On March 9, Shai Gilgeous-Alexander dropped 35 points, 15 assists, and zero turnovers against the Nuggets, then hit a game-winner with 2.7 seconds left. The only other player in NBA history to do the 35-15-0 thing in a single game is LeBron James in 2018. That is a very short list. I am willing to write his name on every first-place ballot I don't have.

So yes, SGA is the MVP. The argument ends there. The argument about unanimity is a completely different conversation, and the media keeps pretending the two are the same.

What the Data Actually Proves

SGA is averaging 31.6 points per game at 54 percent from the field and 38 percent from three. The efficiency number is the wild part: he is the only guard in NBA history to score 30-plus per game at better than 55 percent from the floor while keeping turnovers under 2.1 per night. True shooting percentage, which accounts for free throws and threes to give you a single efficiency number, puts that season in historical company that doesn't include many guards. The Thunder are winning 78.8 percent of their games with him on the floor, a 64-win pace. He's gone 6-0 since returning from an abdominal injury and just tied Wilt Chamberlain's record of 126 consecutive 20-point games.

That is a historic guard season. The data is not ambiguous.

Nikola Jokic's counter-argument is real, I'll give you that: 32-14-13 on March 9 is the kind of line that makes you question everything. But the Nuggets have gone 6-8 since his return, his field goal percentage has dipped under 50, and his turnover rate sits around four per game. Cade Cunningham's Pistons are winning at a 60-win pace, but his true shooting of 56.1 percent is the lowest among 25-point scorers in this race. Low efficiency at high volume is the analytics equivalent of a car that burns through gas to go 60 mph.

The Part Where I Get Skeptical

Unanimous MVP requires roughly 100 voters to reach the same conclusion. Jokic won unanimously in 2021. Stephen Curry in 2016. Those are the recent precedents. Two instances in a decade. The bar is not "clearly best." The bar is "no reasonable voter can make a credible case for anyone else," which is a much harder standard, especially when Jokic is posting 32-14-13 nights.

The narrative machine has started treating SGA's unanimity as a foregone conclusion after one spectacular moment. That is what I'd call a variance win masquerading as a process argument. The March 9 game is real. It does not override Jokic's ceiling or the inevitability that some voter somewhere will look at three triple-doubles in a row and shade their ballot accordingly.

There is a version of analytics thinking that is just as sloppy as pure vibes: take a remarkable single-game performance, declare the debate settled, and ride the hot take until the votes come in. That version keeps Rook employed. I'm trying to avoid it myself.

SGA should win MVP. The efficiency, the wins, the guard-specific historical context all point there clearly. The voters who put him first will be right.

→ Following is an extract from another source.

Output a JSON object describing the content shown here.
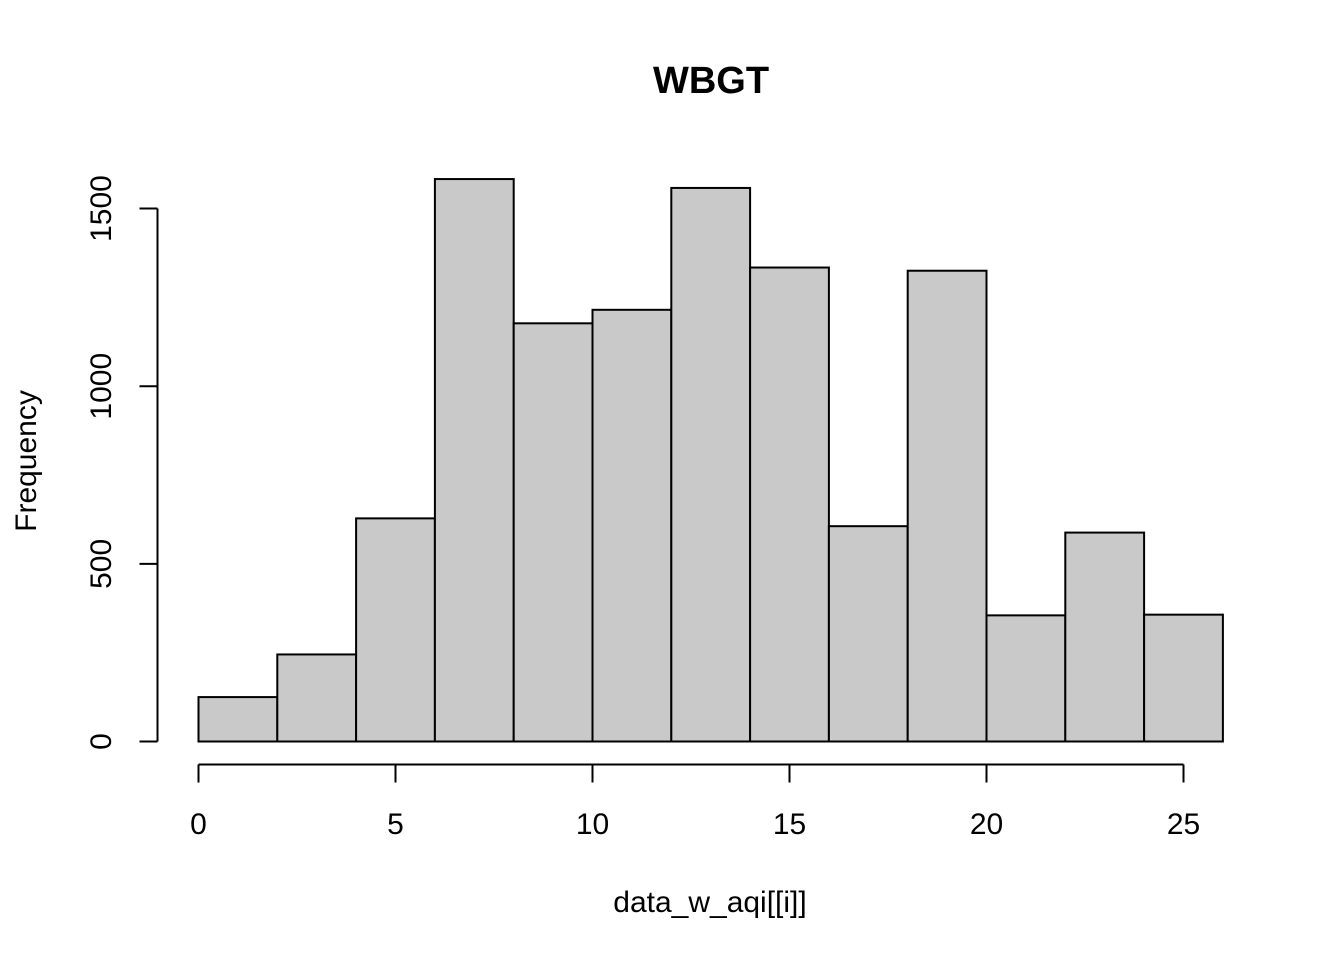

But the media certainty that every single one of them will agree is not a statistical conclusion. It is a narrative built on a game-winning three-pointer and a Wilt comparison, which are great television and mediocre epistemology.

Vote SGA first. Just don't confuse "should win" with "will go unanimous," because those are different models and only one of them has the sample size to back it up.